In statistics, logistic regression, or logit regression, or logit model is a regression model where the dependent variable (DV) is categorical. This article covers the case of a binary dependent variable—that is, where it can take only two values, "0" and "1", which represent outcomes such as pass/fail, win/lose, alive/dead or healthy/sick. Cases where the dependent variable has more than two outcome categories may be analysed in multinomial logistic regression, or, if the multiple categories are ordered, in ordinal logistic regression. In the terminology of economics, logistic regression is an example of a qualitative response/discrete choice model.
Logistic regression was developed by statistician David Cox in 1958. The binary logistic model is used to estimate the probability of a binary response based on one or more predictor (or independent) variables (features). It allows one to say that the presence of a risk factor increases the probability of a given outcome by a specific percentage.
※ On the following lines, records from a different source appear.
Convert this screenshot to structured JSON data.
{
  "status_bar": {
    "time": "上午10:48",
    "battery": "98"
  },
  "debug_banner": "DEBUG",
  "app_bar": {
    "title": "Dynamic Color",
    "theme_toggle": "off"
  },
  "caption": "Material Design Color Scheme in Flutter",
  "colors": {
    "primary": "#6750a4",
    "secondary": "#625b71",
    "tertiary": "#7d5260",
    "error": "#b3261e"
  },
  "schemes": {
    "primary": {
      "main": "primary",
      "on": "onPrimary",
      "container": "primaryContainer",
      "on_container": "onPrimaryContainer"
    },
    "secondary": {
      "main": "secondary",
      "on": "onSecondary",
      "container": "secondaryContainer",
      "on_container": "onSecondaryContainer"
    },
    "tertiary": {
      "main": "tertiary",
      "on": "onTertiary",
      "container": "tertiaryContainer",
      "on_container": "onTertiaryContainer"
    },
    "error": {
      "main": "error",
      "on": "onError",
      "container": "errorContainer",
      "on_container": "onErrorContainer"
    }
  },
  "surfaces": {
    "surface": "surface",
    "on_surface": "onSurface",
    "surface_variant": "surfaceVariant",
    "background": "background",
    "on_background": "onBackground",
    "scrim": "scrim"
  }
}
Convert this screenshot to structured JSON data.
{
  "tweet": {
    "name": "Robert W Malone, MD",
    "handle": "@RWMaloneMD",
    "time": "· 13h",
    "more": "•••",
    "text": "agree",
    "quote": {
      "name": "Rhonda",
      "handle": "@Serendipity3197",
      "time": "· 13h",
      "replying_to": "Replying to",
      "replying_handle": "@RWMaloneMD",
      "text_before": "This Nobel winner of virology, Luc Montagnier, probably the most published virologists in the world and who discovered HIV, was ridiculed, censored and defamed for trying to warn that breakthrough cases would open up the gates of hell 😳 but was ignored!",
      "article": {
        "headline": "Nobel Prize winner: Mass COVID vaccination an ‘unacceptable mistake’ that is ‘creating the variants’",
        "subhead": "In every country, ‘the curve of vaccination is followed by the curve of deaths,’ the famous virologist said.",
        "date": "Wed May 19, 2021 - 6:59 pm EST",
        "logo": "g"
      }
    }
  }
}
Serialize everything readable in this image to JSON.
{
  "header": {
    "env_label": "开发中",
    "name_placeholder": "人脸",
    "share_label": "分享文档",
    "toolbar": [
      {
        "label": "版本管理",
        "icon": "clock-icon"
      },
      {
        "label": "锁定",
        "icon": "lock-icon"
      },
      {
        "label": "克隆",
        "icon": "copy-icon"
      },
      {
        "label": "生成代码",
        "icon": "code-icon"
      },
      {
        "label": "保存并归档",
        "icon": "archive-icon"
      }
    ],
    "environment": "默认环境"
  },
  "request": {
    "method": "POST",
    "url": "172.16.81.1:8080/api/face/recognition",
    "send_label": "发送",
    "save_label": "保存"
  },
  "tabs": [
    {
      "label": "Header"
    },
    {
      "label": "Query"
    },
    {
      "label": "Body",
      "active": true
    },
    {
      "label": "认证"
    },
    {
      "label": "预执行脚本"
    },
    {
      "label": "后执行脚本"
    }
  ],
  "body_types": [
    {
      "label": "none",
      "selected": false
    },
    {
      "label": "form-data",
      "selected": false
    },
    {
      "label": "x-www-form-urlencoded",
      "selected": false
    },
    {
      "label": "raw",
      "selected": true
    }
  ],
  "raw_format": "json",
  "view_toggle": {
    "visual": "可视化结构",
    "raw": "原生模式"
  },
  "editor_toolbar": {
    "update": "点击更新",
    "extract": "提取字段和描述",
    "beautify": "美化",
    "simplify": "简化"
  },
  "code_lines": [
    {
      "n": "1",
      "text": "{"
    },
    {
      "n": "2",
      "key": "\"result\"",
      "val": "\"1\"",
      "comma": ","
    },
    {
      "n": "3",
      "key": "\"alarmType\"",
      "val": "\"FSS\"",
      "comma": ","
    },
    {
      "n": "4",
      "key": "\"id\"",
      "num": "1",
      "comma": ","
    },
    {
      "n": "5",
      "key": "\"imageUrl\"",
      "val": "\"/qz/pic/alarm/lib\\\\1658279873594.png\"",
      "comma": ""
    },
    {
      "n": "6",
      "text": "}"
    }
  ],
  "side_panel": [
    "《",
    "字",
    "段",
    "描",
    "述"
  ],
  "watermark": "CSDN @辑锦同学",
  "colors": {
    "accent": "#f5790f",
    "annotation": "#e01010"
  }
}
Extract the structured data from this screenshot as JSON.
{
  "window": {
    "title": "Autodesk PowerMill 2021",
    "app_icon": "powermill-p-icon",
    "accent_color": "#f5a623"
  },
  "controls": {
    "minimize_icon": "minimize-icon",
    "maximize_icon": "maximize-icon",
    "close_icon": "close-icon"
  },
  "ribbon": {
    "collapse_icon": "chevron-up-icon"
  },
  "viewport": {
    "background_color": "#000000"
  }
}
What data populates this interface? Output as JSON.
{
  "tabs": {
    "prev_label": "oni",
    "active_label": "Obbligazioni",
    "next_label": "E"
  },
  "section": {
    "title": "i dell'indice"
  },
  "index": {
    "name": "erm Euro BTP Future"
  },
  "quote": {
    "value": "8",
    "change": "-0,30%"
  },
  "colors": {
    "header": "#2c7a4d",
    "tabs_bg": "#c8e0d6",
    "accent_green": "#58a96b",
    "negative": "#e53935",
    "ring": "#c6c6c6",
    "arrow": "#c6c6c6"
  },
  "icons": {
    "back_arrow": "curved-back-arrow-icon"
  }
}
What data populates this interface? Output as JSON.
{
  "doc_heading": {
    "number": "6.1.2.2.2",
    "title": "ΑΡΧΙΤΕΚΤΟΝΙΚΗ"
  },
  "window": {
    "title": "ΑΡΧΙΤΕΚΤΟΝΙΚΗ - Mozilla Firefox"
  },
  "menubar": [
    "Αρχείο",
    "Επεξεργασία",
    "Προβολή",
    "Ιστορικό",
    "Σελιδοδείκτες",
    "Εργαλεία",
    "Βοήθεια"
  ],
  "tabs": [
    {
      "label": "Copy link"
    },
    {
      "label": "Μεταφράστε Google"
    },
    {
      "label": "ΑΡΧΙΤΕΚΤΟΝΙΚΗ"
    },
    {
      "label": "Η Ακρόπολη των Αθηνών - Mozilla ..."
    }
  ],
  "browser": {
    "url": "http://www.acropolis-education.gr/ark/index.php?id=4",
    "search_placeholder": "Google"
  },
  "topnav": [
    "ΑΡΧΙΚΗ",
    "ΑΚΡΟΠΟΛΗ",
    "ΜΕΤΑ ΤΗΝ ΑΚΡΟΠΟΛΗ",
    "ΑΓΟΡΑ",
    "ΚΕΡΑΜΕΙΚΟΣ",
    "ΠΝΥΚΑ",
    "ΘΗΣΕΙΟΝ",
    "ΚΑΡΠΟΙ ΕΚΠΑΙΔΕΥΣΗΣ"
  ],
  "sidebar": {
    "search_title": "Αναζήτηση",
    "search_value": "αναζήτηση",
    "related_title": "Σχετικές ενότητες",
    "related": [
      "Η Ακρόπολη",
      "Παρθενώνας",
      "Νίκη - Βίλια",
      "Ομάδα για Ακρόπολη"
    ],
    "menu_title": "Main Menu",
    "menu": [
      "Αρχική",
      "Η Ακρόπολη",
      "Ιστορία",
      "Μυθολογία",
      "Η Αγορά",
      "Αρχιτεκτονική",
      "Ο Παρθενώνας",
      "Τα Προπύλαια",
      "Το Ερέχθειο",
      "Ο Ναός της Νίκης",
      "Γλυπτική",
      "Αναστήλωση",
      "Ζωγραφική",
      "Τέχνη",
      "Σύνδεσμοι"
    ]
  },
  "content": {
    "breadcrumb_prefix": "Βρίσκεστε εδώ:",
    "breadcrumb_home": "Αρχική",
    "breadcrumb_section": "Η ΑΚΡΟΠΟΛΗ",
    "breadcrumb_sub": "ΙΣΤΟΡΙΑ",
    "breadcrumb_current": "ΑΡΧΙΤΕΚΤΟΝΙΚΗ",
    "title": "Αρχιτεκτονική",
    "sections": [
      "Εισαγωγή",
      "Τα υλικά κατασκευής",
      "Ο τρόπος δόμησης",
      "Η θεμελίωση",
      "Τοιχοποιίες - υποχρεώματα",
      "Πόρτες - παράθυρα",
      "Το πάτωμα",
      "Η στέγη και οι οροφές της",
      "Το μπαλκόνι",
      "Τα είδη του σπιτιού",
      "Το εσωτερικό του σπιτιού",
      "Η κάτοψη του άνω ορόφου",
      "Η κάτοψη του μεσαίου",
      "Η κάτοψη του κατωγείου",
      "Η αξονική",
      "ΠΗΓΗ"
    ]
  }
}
Logistic regression is used in various fields, including machine learning, most medical fields, and social sciences. For example, the Trauma and Injury Severity Score (TRISS), which is widely used to predict mortality in injured patients, was originally developed by Boyd et al. using logistic regression. Many other medical scales used to assess severity of a patient have been developed using logistic regression. Logistic regression may be used to predict whether a patient has a given disease (e.g. diabetes; coronary heart disease), based on observed characteristics of the patient (age, sex, body mass index, results of various blood tests, etc.). Another example might be to predict whether an American voter will vote Democratic or Republican, based on age, income, sex, race, state of residence, votes in previous elections, etc. The technique can also be used in engineering, especially for predicting the probability of failure of a given process, system or product. It is also used in marketing applications such as prediction of a customer's propensity to purchase a product or halt a subscription, etc. In economics it can be used to predict the likelihood of a person's choosing to be in the labor force, and a business application would be to predict the likelihood of a homeowner defaulting on a mortgage. Conditional random fields, an extension of logistic regression to sequential data, are used in natural language processing.